When your business grows to the point where it owns subsidiary businesses – either at home or abroad – there’s every chance that recruitment may be handled very differently from one business to the next. The resulting patchwork of policies and processes could be inefficient, costly and, potentially, unfair. When experienced at a group level, the potential impact of this inconsistency can be exponentially more damaging.

The three critical considerations when considering recruitment and background screening across a corporate family are:

  1. Consistency
  2. Fairness
  3. Legality

Fairness and consistency go hand-in-hand. In the absence of a consistent screening policy, it may be far easier to secure employment in one subsidiary than another – which would be unfair. Checks that are applied incorrectly in one subsidiary may result in someone missing out on employment – which isn’t just unfair but also potentially illegal. And then there’s the added consideration of an employee transferring from one subsidiary company with a relaxed screening policy to one with a tighter policy. Unless the latter has post-employment screening in place, they’ll be taking onboard an employee who would have failed their screening checks if they’d joined as a new recruit.
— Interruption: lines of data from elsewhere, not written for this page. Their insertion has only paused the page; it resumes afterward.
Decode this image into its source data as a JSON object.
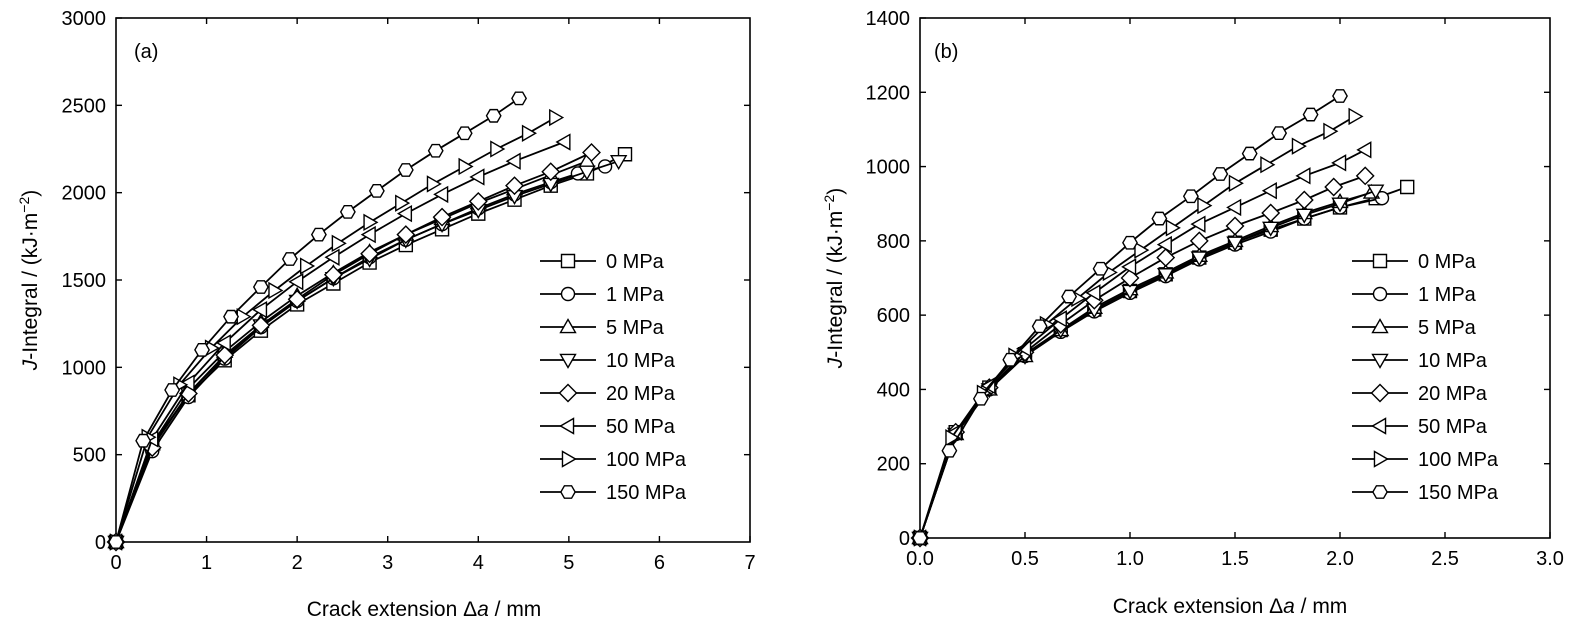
{
  "legend": [
    "0 MPa",
    "1 MPa",
    "5 MPa",
    "10 MPa",
    "20 MPa",
    "50 MPa",
    "100 MPa",
    "150 MPa"
  ],
  "marker_shapes": [
    "square",
    "circle",
    "triangle-up",
    "triangle-down",
    "diamond",
    "triangle-left",
    "triangle-right",
    "hexagon"
  ],
  "chart_data": [
    {
      "panel_label": "(a)",
      "type": "line",
      "xlabel": "Crack extension Δa / mm",
      "ylabel": "J-Integral / (kJ·m−2)",
      "xlim": [
        0,
        7
      ],
      "ylim": [
        0,
        3000
      ],
      "xticks": [
        "0",
        "1",
        "2",
        "3",
        "4",
        "5",
        "6",
        "7"
      ],
      "yticks": [
        "0",
        "500",
        "1000",
        "1500",
        "2000",
        "2500",
        "3000"
      ],
      "grid": false,
      "legend_position": "lower-right",
      "series": [
        {
          "name": "0 MPa",
          "x": [
            0,
            0.4,
            0.8,
            1.2,
            1.6,
            2.0,
            2.4,
            2.8,
            3.2,
            3.6,
            4.0,
            4.4,
            4.8,
            5.2,
            5.62
          ],
          "y": [
            0,
            560,
            840,
            1040,
            1210,
            1360,
            1480,
            1600,
            1700,
            1790,
            1880,
            1960,
            2040,
            2110,
            2220
          ]
        },
        {
          "name": "1 MPa",
          "x": [
            0,
            0.4,
            0.8,
            1.2,
            1.6,
            2.0,
            2.4,
            2.8,
            3.2,
            3.6,
            4.0,
            4.4,
            4.8,
            5.1,
            5.4
          ],
          "y": [
            0,
            520,
            830,
            1050,
            1230,
            1380,
            1510,
            1630,
            1730,
            1820,
            1910,
            1990,
            2060,
            2110,
            2150
          ]
        },
        {
          "name": "5 MPa",
          "x": [
            0,
            0.4,
            0.8,
            1.2,
            1.6,
            2.0,
            2.4,
            2.8,
            3.2,
            3.6,
            4.0,
            4.4,
            4.8,
            5.2
          ],
          "y": [
            0,
            560,
            880,
            1090,
            1260,
            1410,
            1540,
            1660,
            1760,
            1850,
            1940,
            2020,
            2100,
            2180
          ]
        },
        {
          "name": "10 MPa",
          "x": [
            0,
            0.4,
            0.8,
            1.2,
            1.6,
            2.0,
            2.4,
            2.8,
            3.2,
            3.6,
            4.0,
            4.4,
            4.8,
            5.2,
            5.55
          ],
          "y": [
            0,
            550,
            850,
            1060,
            1240,
            1380,
            1510,
            1620,
            1730,
            1820,
            1900,
            1980,
            2050,
            2120,
            2180
          ]
        },
        {
          "name": "20 MPa",
          "x": [
            0,
            0.4,
            0.8,
            1.2,
            1.6,
            2.0,
            2.4,
            2.8,
            3.2,
            3.6,
            4.0,
            4.4,
            4.8,
            5.25
          ],
          "y": [
            0,
            540,
            850,
            1070,
            1240,
            1390,
            1530,
            1650,
            1760,
            1860,
            1950,
            2040,
            2120,
            2230
          ]
        },
        {
          "name": "50 MPa",
          "x": [
            0,
            0.4,
            0.8,
            1.2,
            1.6,
            2.0,
            2.4,
            2.8,
            3.2,
            3.6,
            4.0,
            4.4,
            4.95
          ],
          "y": [
            0,
            590,
            910,
            1140,
            1330,
            1490,
            1630,
            1760,
            1880,
            1990,
            2090,
            2180,
            2290
          ]
        },
        {
          "name": "100 MPa",
          "x": [
            0,
            0.35,
            0.7,
            1.05,
            1.4,
            1.75,
            2.1,
            2.45,
            2.8,
            3.15,
            3.5,
            3.85,
            4.2,
            4.55,
            4.85
          ],
          "y": [
            0,
            600,
            900,
            1110,
            1290,
            1440,
            1580,
            1710,
            1830,
            1940,
            2050,
            2150,
            2250,
            2340,
            2430
          ]
        },
        {
          "name": "150 MPa",
          "x": [
            0,
            0.3,
            0.62,
            0.95,
            1.27,
            1.6,
            1.92,
            2.24,
            2.56,
            2.88,
            3.2,
            3.53,
            3.85,
            4.17,
            4.45
          ],
          "y": [
            0,
            580,
            870,
            1100,
            1290,
            1460,
            1620,
            1760,
            1890,
            2010,
            2130,
            2240,
            2340,
            2440,
            2540
          ]
        }
      ]
    },
    {
      "panel_label": "(b)",
      "type": "line",
      "xlabel": "Crack extension Δa / mm",
      "ylabel": "J-Integral / (kJ·m−2)",
      "xlim": [
        0,
        3.0
      ],
      "ylim": [
        0,
        1400
      ],
      "xticks": [
        "0.0",
        "0.5",
        "1.0",
        "1.5",
        "2.0",
        "2.5",
        "3.0"
      ],
      "yticks": [
        "0",
        "200",
        "400",
        "600",
        "800",
        "1000",
        "1200",
        "1400"
      ],
      "grid": false,
      "legend_position": "lower-right",
      "series": [
        {
          "name": "0 MPa",
          "x": [
            0,
            0.17,
            0.33,
            0.5,
            0.67,
            0.83,
            1.0,
            1.17,
            1.33,
            1.5,
            1.67,
            1.83,
            2.0,
            2.17,
            2.32
          ],
          "y": [
            0,
            285,
            405,
            495,
            560,
            615,
            665,
            710,
            755,
            795,
            830,
            860,
            890,
            915,
            945
          ]
        },
        {
          "name": "1 MPa",
          "x": [
            0,
            0.17,
            0.33,
            0.5,
            0.67,
            0.83,
            1.0,
            1.17,
            1.33,
            1.5,
            1.67,
            1.83,
            2.0,
            2.2
          ],
          "y": [
            0,
            280,
            400,
            490,
            555,
            610,
            660,
            705,
            750,
            790,
            825,
            860,
            890,
            915
          ]
        },
        {
          "name": "5 MPa",
          "x": [
            0,
            0.17,
            0.33,
            0.5,
            0.67,
            0.83,
            1.0,
            1.17,
            1.33,
            1.5,
            1.67,
            1.83,
            2.0,
            2.15
          ],
          "y": [
            0,
            280,
            400,
            490,
            560,
            620,
            670,
            715,
            760,
            800,
            840,
            875,
            905,
            930
          ]
        },
        {
          "name": "10 MPa",
          "x": [
            0,
            0.17,
            0.33,
            0.5,
            0.67,
            0.83,
            1.0,
            1.17,
            1.33,
            1.5,
            1.67,
            1.83,
            2.0,
            2.17
          ],
          "y": [
            0,
            280,
            400,
            490,
            560,
            615,
            665,
            710,
            755,
            795,
            835,
            870,
            900,
            935
          ]
        },
        {
          "name": "20 MPa",
          "x": [
            0,
            0.17,
            0.33,
            0.5,
            0.67,
            0.83,
            1.0,
            1.17,
            1.33,
            1.5,
            1.67,
            1.83,
            1.97,
            2.12
          ],
          "y": [
            0,
            285,
            405,
            500,
            575,
            640,
            700,
            755,
            800,
            840,
            875,
            910,
            945,
            975
          ]
        },
        {
          "name": "50 MPa",
          "x": [
            0,
            0.17,
            0.33,
            0.5,
            0.67,
            0.83,
            1.0,
            1.17,
            1.33,
            1.5,
            1.67,
            1.83,
            2.0,
            2.12
          ],
          "y": [
            0,
            285,
            410,
            510,
            590,
            660,
            730,
            790,
            845,
            890,
            935,
            975,
            1010,
            1045
          ]
        },
        {
          "name": "100 MPa",
          "x": [
            0,
            0.15,
            0.3,
            0.45,
            0.6,
            0.75,
            0.9,
            1.05,
            1.2,
            1.35,
            1.5,
            1.65,
            1.8,
            1.95,
            2.07
          ],
          "y": [
            0,
            270,
            390,
            490,
            575,
            645,
            715,
            775,
            835,
            895,
            955,
            1005,
            1055,
            1095,
            1135
          ]
        },
        {
          "name": "150 MPa",
          "x": [
            0,
            0.14,
            0.29,
            0.43,
            0.57,
            0.71,
            0.86,
            1.0,
            1.14,
            1.29,
            1.43,
            1.57,
            1.71,
            1.86,
            2.0
          ],
          "y": [
            0,
            235,
            375,
            480,
            570,
            650,
            725,
            795,
            860,
            920,
            980,
            1035,
            1090,
            1140,
            1190
          ]
        }
      ]
    }
  ]
}
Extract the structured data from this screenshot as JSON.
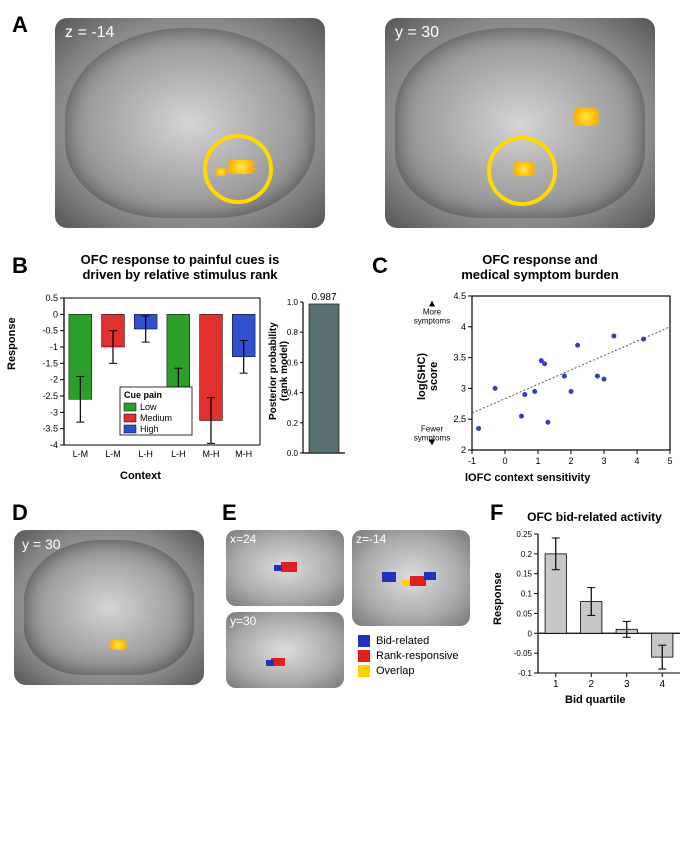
{
  "panelA": {
    "label": "A",
    "left_image": {
      "coord": "z = -14"
    },
    "right_image": {
      "coord": "y = 30"
    }
  },
  "panelB": {
    "label": "B",
    "title": "OFC response to painful cues is\ndriven by relative stimulus rank",
    "y_label": "Response",
    "x_label": "Context",
    "categories": [
      "L-M",
      "L-M",
      "L-H",
      "L-H",
      "M-H",
      "M-H"
    ],
    "bars": [
      {
        "val": -2.6,
        "err": 0.7,
        "color": "#2aa02a"
      },
      {
        "val": -1.0,
        "err": 0.5,
        "color": "#e03030"
      },
      {
        "val": -0.45,
        "err": 0.4,
        "color": "#3050d0"
      },
      {
        "val": -2.35,
        "err": 0.7,
        "color": "#2aa02a"
      },
      {
        "val": -3.25,
        "err": 0.7,
        "color": "#e03030"
      },
      {
        "val": -1.3,
        "err": 0.5,
        "color": "#3050d0"
      }
    ],
    "ylim": [
      -4,
      0.5
    ],
    "yticks": [
      -4,
      -3.5,
      -3,
      -2.5,
      -2,
      -1.5,
      -1,
      -0.5,
      0,
      0.5
    ],
    "legend": {
      "title": "Cue pain",
      "items": [
        {
          "label": "Low",
          "color": "#2aa02a"
        },
        {
          "label": "Medium",
          "color": "#e03030"
        },
        {
          "label": "High",
          "color": "#3050d0"
        }
      ]
    },
    "posterior": {
      "y_label": "Posterior probability\n(rank model)",
      "value": 0.987,
      "color": "#5a7070"
    }
  },
  "panelC": {
    "label": "C",
    "title": "OFC response and\nmedical symptom burden",
    "x_label": "lOFC context sensitivity",
    "y_label": "log(SHC)\nscore",
    "y_upper": "More\nsymptoms",
    "y_lower": "Fewer\nsymptoms",
    "xlim": [
      -1,
      5
    ],
    "xticks": [
      -1,
      0,
      1,
      2,
      3,
      4,
      5
    ],
    "ylim": [
      2,
      4.5
    ],
    "yticks": [
      2,
      2.5,
      3,
      3.5,
      4,
      4.5
    ],
    "points": [
      [
        -0.8,
        2.35
      ],
      [
        -0.3,
        3.0
      ],
      [
        0.5,
        2.55
      ],
      [
        0.6,
        2.9
      ],
      [
        0.9,
        2.95
      ],
      [
        1.1,
        3.45
      ],
      [
        1.2,
        3.4
      ],
      [
        1.3,
        2.45
      ],
      [
        1.8,
        3.2
      ],
      [
        2.0,
        2.95
      ],
      [
        2.2,
        3.7
      ],
      [
        2.8,
        3.2
      ],
      [
        3.0,
        3.15
      ],
      [
        3.3,
        3.85
      ],
      [
        4.2,
        3.8
      ]
    ],
    "line": {
      "x1": -1,
      "y1": 2.6,
      "x2": 5,
      "y2": 4.0
    },
    "point_color": "#3040c0"
  },
  "panelD": {
    "label": "D",
    "coord": "y = 30"
  },
  "panelE": {
    "label": "E",
    "images": [
      {
        "coord": "x=24"
      },
      {
        "coord": "y=30"
      },
      {
        "coord": "z=-14"
      }
    ],
    "legend": [
      {
        "label": "Bid-related",
        "color": "#2030c0"
      },
      {
        "label": "Rank-responsive",
        "color": "#e02020"
      },
      {
        "label": "Overlap",
        "color": "#ffd000"
      }
    ]
  },
  "panelF": {
    "label": "F",
    "title": "OFC bid-related activity",
    "y_label": "Response",
    "x_label": "Bid quartile",
    "categories": [
      "1",
      "2",
      "3",
      "4"
    ],
    "bars": [
      {
        "val": 0.2,
        "err": 0.04
      },
      {
        "val": 0.08,
        "err": 0.035
      },
      {
        "val": 0.01,
        "err": 0.02
      },
      {
        "val": -0.06,
        "err": 0.03
      }
    ],
    "ylim": [
      -0.1,
      0.25
    ],
    "yticks": [
      -0.1,
      -0.05,
      0,
      0.05,
      0.1,
      0.15,
      0.2,
      0.25
    ],
    "bar_color": "#c8c8c8"
  }
}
When your business grows to the point where it owns subsidiary businesses, there’s every chance that recruitment may be handled very differently from one business to the next

Simply having a consistent, streamlined, group-wide policy isn’t the sole consideration though. For any multi-national group, what’s legal in one country might be illegal – or merely culturally unacceptable – in another. That’s when it pays to be up to speed on all the local nuances that need to be factored into a subsidiary screening policy.

Centralisation is often the answer here, with the corporate HQ taking charge of determining the screening policy and then cascading this down through the corporate structure. The flexibility to account for legal differences at a national level needs to be built into both the policy and the screening infrastructure but, this aside, the aim should be to deliver a consistent recruitment experience, no matter how large the group.